Powerlifting is a sport in which athletes compete to lift as much as possible in 3 events: bench press, squat, and deadlift.

Open Powerlifting maintains a database of competition results for powerlifters across the world. We have information on 100,000 lifters from this database. Take a look at the codebook here.

Research question: Are lighter or heavier lifters proportionately stronger?

Exercise 1: Define outcome variable

Use the mutate() function from the dplyr to define an outcome variable called SWR that stands for strength-to-weight ratio. It should be computed as TotalKg divided by BodyweightKg. SWR measures how many times their bodyweight an athlete can lift in total. Higher numbers indicate higher relative strength.

Exercise 2: Exploratory visualizations

Guiding question: How are age, sex, bodyweight, and equipment usage related to strength?

Construct one visualization for each of these 4 explanatory variables and SWR. For each, write 1-2 sentences summarizing what you learn from the plot. Be sure to discuss trend, variability/dispersion about the trend, and any notable outliers.

Exercise 3: Causal diagram

We are interested in the relationship between BodyweightKg and SWR but are concerned about Age, Sex, and Equipment as potential confounders.

Part a

Draw a causal diagram that shows how these 5 variables might be related. Draw this by hand or software and save the file as pp3_dag.jpg or pp3_dag.png in the same folder as this .qmd file.

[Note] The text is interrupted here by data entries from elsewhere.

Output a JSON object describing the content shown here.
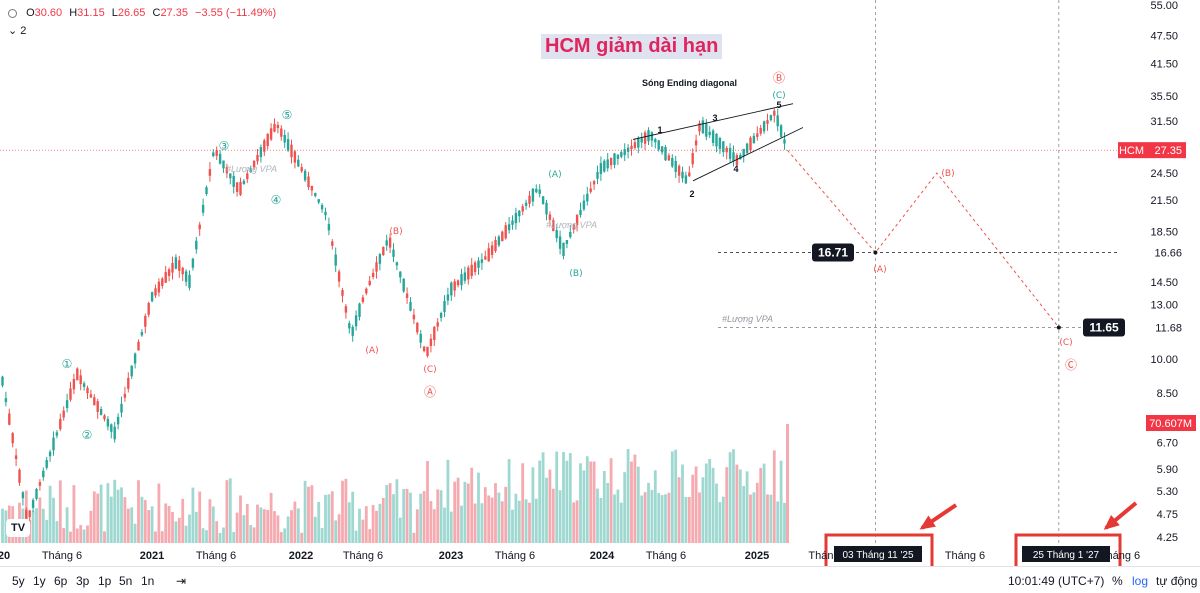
{
  "header": {
    "open_label": "O",
    "open": "30.60",
    "high_label": "H",
    "high": "31.15",
    "low_label": "L",
    "low": "26.65",
    "close_label": "C",
    "close": "27.35",
    "change": "−3.55 (−11.49%)",
    "indicator_count": "2"
  },
  "annotations": {
    "title": "HCM giảm dài hạn",
    "wave_title": "Sóng Ending diagonal",
    "watermark": "#Lượng VPA",
    "wave_labels_main": [
      "①",
      "②",
      "③",
      "④",
      "⑤",
      "Ⓐ",
      "Ⓑ",
      "Ⓒ"
    ],
    "wave_labels_sub": [
      "(A)",
      "(B)",
      "(C)"
    ],
    "diagonal_labels": [
      "1",
      "2",
      "3",
      "4",
      "5"
    ],
    "target_a": "16.71",
    "target_c": "11.65"
  },
  "price_axis": {
    "ticks": [
      "55.00",
      "47.50",
      "41.50",
      "35.50",
      "31.50",
      "27.35",
      "24.50",
      "21.50",
      "18.50",
      "16.66",
      "14.50",
      "13.00",
      "11.68",
      "10.00",
      "8.50",
      "6.70",
      "5.90",
      "5.30",
      "4.75",
      "4.25"
    ],
    "symbol_tag": "HCM",
    "last_price": "27.35",
    "volume_tag": "70.607M",
    "marker_16": "16.66",
    "marker_11": "11.68"
  },
  "time_axis": {
    "ticks": [
      "20",
      "Tháng 6",
      "2021",
      "Tháng 6",
      "2022",
      "Tháng 6",
      "2023",
      "Tháng 6",
      "2024",
      "Tháng 6",
      "2025",
      "Tháng",
      "Tháng 6",
      "Tháng 6"
    ],
    "cursor_a": "03 Tháng 11 '25",
    "cursor_c": "25 Tháng 1 '27"
  },
  "bottom_bar": {
    "ranges": [
      "5y",
      "1y",
      "6p",
      "3p",
      "1p",
      "5n",
      "1n"
    ],
    "clock": "10:01:49 (UTC+7)",
    "percent": "%",
    "log": "log",
    "auto": "tự động"
  },
  "colors": {
    "up": "#26a69a",
    "down": "#ef5350",
    "accent": "#2962ff",
    "highlight": "#e53935"
  },
  "chart_data": {
    "type": "candlestick",
    "title": "HCM giảm dài hạn",
    "y_scale": "log",
    "ylim": [
      4.0,
      55.0
    ],
    "x_range": [
      "2020",
      "2027-02"
    ],
    "last_close": 27.35,
    "last_volume": "70.607M",
    "swing_points": [
      {
        "label": "①",
        "date": "2020-07",
        "price": 9.3
      },
      {
        "label": "②",
        "date": "2020-10",
        "price": 7.0
      },
      {
        "label": "③",
        "date": "2021-06",
        "price": 27.5
      },
      {
        "label": "④",
        "date": "2021-08",
        "price": 22.5
      },
      {
        "label": "⑤",
        "date": "2021-11",
        "price": 31.0
      },
      {
        "label": "(A)",
        "date": "2022-05",
        "price": 11.2
      },
      {
        "label": "(B)",
        "date": "2022-08",
        "price": 17.9
      },
      {
        "label": "(C)",
        "date": "2022-11",
        "price": 10.2
      },
      {
        "label": "(A)",
        "date": "2023-08",
        "price": 22.8
      },
      {
        "label": "(B)",
        "date": "2023-10",
        "price": 16.9
      },
      {
        "label": "1",
        "date": "2024-05",
        "price": 29.5
      },
      {
        "label": "2",
        "date": "2024-08",
        "price": 23.5
      },
      {
        "label": "3",
        "date": "2024-09",
        "price": 31.0
      },
      {
        "label": "4",
        "date": "2024-12",
        "price": 26.0
      },
      {
        "label": "5",
        "date": "2025-03",
        "price": 32.8
      }
    ],
    "projection": [
      {
        "label": "start",
        "date": "2025-04",
        "price": 27.35
      },
      {
        "label": "(A)",
        "date": "2025-11-03",
        "price": 16.71
      },
      {
        "label": "(B)",
        "date": "2026-04",
        "price": 24.5
      },
      {
        "label": "(C)",
        "date": "2027-01-25",
        "price": 11.65
      }
    ]
  }
}
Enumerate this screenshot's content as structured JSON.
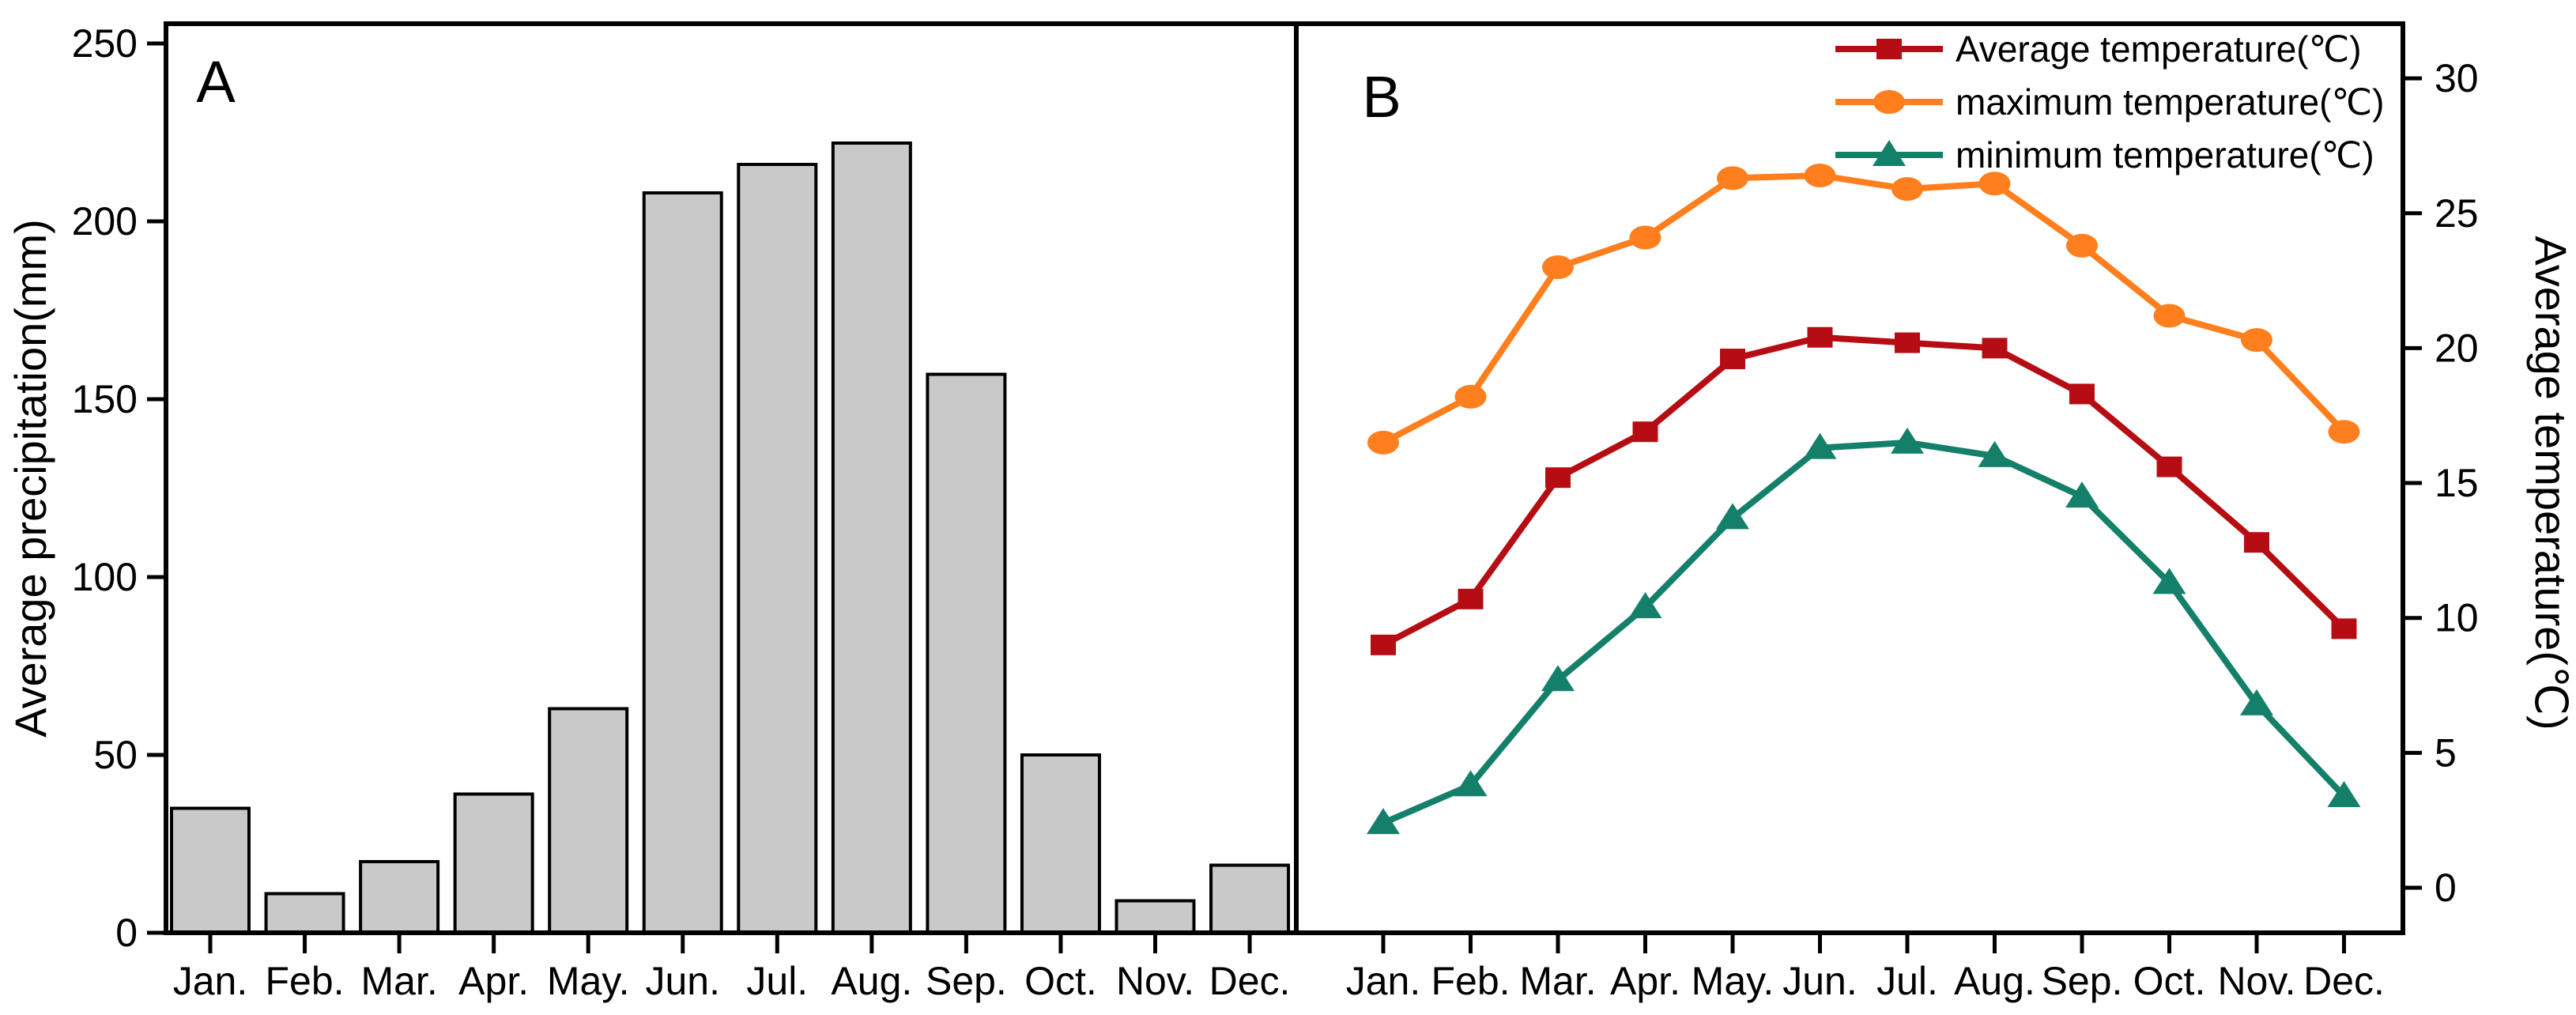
{
  "panels": {
    "a": {
      "label": "A"
    },
    "b": {
      "label": "B"
    }
  },
  "months": [
    "Jan.",
    "Feb.",
    "Mar.",
    "Apr.",
    "May.",
    "Jun.",
    "Jul.",
    "Aug.",
    "Sep.",
    "Oct.",
    "Nov.",
    "Dec."
  ],
  "colors": {
    "bar_fill": "#c9c9c9",
    "bar_stroke": "#000000",
    "axis": "#000000",
    "average_temp": "#b50d13",
    "maximum_temp": "#ff7f1e",
    "minimum_temp": "#15806a"
  },
  "chart_data": [
    {
      "type": "bar",
      "panel": "A",
      "title": "A",
      "categories": [
        "Jan.",
        "Feb.",
        "Mar.",
        "Apr.",
        "May.",
        "Jun.",
        "Jul.",
        "Aug.",
        "Sep.",
        "Oct.",
        "Nov.",
        "Dec."
      ],
      "values": [
        35,
        11,
        20,
        39,
        63,
        208,
        216,
        222,
        157,
        50,
        9,
        19
      ],
      "xlabel": "",
      "ylabel": "Average precipitation(mm)",
      "yticks": [
        0,
        50,
        100,
        150,
        200,
        250
      ],
      "ylim": [
        0,
        256
      ],
      "grid": false,
      "bar_color": "#c9c9c9"
    },
    {
      "type": "line",
      "panel": "B",
      "title": "B",
      "categories": [
        "Jan.",
        "Feb.",
        "Mar.",
        "Apr.",
        "May.",
        "Jun.",
        "Jul.",
        "Aug.",
        "Sep.",
        "Oct.",
        "Nov.",
        "Dec."
      ],
      "series": [
        {
          "name": "Average temperature(℃)",
          "marker": "square",
          "color": "#b50d13",
          "values": [
            9.0,
            10.7,
            15.2,
            16.9,
            19.6,
            20.4,
            20.2,
            20.0,
            18.3,
            15.6,
            12.8,
            9.6
          ]
        },
        {
          "name": "maximum temperature(℃)",
          "marker": "circle",
          "color": "#ff7f1e",
          "values": [
            16.5,
            18.2,
            23.0,
            24.1,
            26.3,
            26.4,
            25.9,
            26.1,
            23.8,
            21.2,
            20.3,
            16.9
          ]
        },
        {
          "name": "minimum temperature(℃)",
          "marker": "triangle",
          "color": "#15806a",
          "values": [
            2.4,
            3.8,
            7.7,
            10.4,
            13.7,
            16.3,
            16.5,
            16.0,
            14.5,
            11.3,
            6.8,
            3.4
          ]
        }
      ],
      "xlabel": "",
      "ylabel": "Average temperature(℃)",
      "yticks": [
        0,
        5,
        10,
        15,
        20,
        25,
        30
      ],
      "ylim": [
        -1.7,
        32.1
      ],
      "grid": false,
      "legend_position": "top-right"
    }
  ]
}
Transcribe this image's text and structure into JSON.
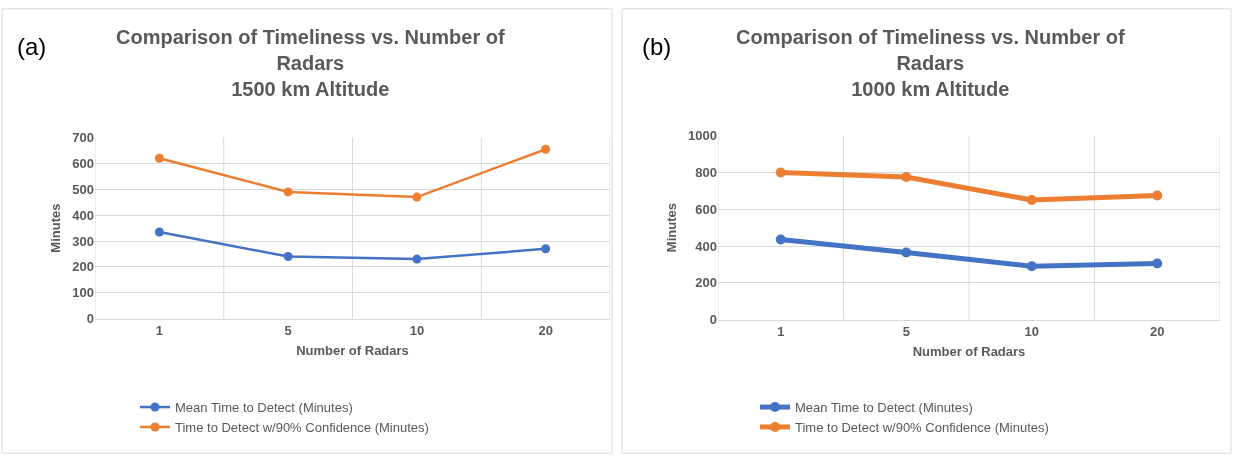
{
  "chart_data": [
    {
      "type": "line",
      "title": "Comparison of Timeliness vs. Number of Radars\n1500 km Altitude",
      "annotations": [
        "(a)"
      ],
      "xlabel": "Number of Radars",
      "ylabel": "Minutes",
      "categories": [
        "1",
        "5",
        "10",
        "20"
      ],
      "ylim": [
        0,
        700
      ],
      "yticks": [
        0,
        100,
        200,
        300,
        400,
        500,
        600,
        700
      ],
      "grid": true,
      "legend": "bottom",
      "marker": "circle",
      "series": [
        {
          "name": "Mean Time to Detect (Minutes)",
          "color": "#4472c4",
          "values": [
            335,
            240,
            230,
            270
          ]
        },
        {
          "name": "Time to Detect w/90% Confidence (Minutes)",
          "color": "#ed7d31",
          "values": [
            620,
            490,
            470,
            655
          ]
        }
      ]
    },
    {
      "type": "line",
      "title": "Comparison of Timeliness vs. Number of Radars\n1000 km Altitude",
      "annotations": [
        "(b)"
      ],
      "xlabel": "Number of Radars",
      "ylabel": "Minutes",
      "categories": [
        "1",
        "5",
        "10",
        "20"
      ],
      "ylim": [
        0,
        1000
      ],
      "yticks": [
        0,
        200,
        400,
        600,
        800,
        1000
      ],
      "grid": true,
      "legend": "bottom",
      "marker": "circle",
      "series": [
        {
          "name": "Mean Time to Detect (Minutes)",
          "color": "#4472c4",
          "values": [
            435,
            365,
            290,
            305
          ]
        },
        {
          "name": "Time to Detect w/90% Confidence (Minutes)",
          "color": "#ed7d31",
          "values": [
            800,
            775,
            650,
            675
          ]
        }
      ]
    }
  ]
}
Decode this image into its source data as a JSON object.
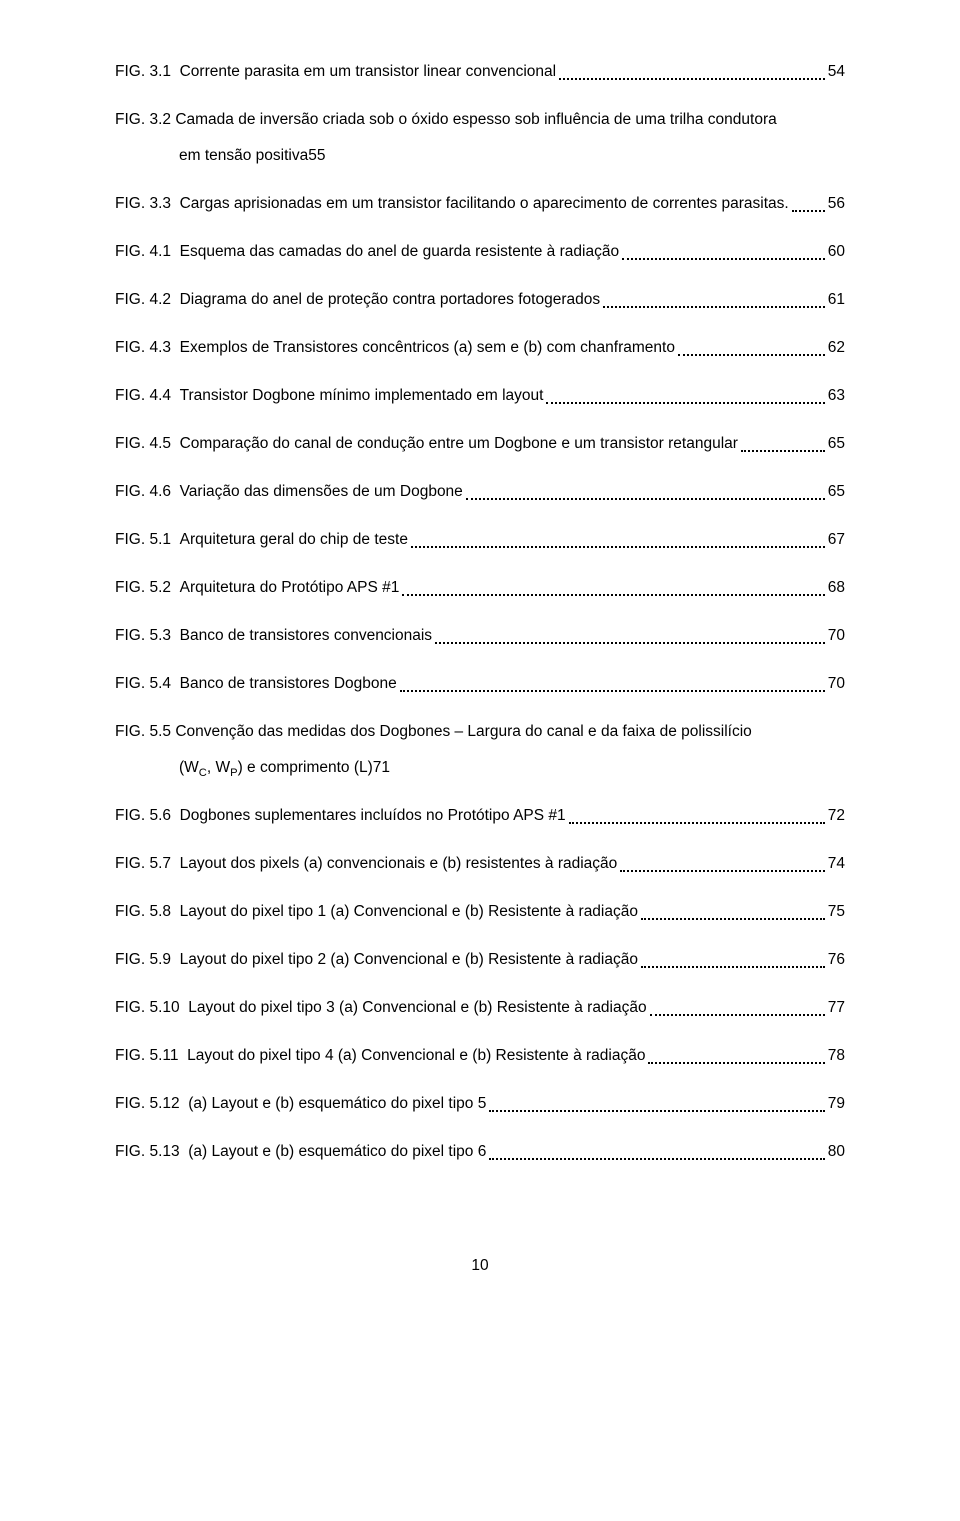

You can then insert the diagram as below:

![](pp3_dag.jpg)
![](pp3_dag.png)

Part b

Use visualizations to explore if Age, Sex, and Equipment have a relationship with BodyweightKg. Explain how these explorations relate to your causal diagram. Do you think that there are other confounders that would be important to consider but are missing from our data?

Exercise 4: Linear regression modeling

Research question: Are lighter or heavier lifters proportionately stronger?

Put another way, this question is getting at the causal effect of bodyweight on SWR.

Part a

Fit an appropriate linear regression model that answers our research question.

Part b

Interpret the coefficient that answers our research question. Make sure to use appropriate causation vs. association language, include units, and talk about averages rather than individual cases.

Part c

Interpret the remainder of the coefficients (including the intercept). Is it meaningful to interpret the intercept in this context?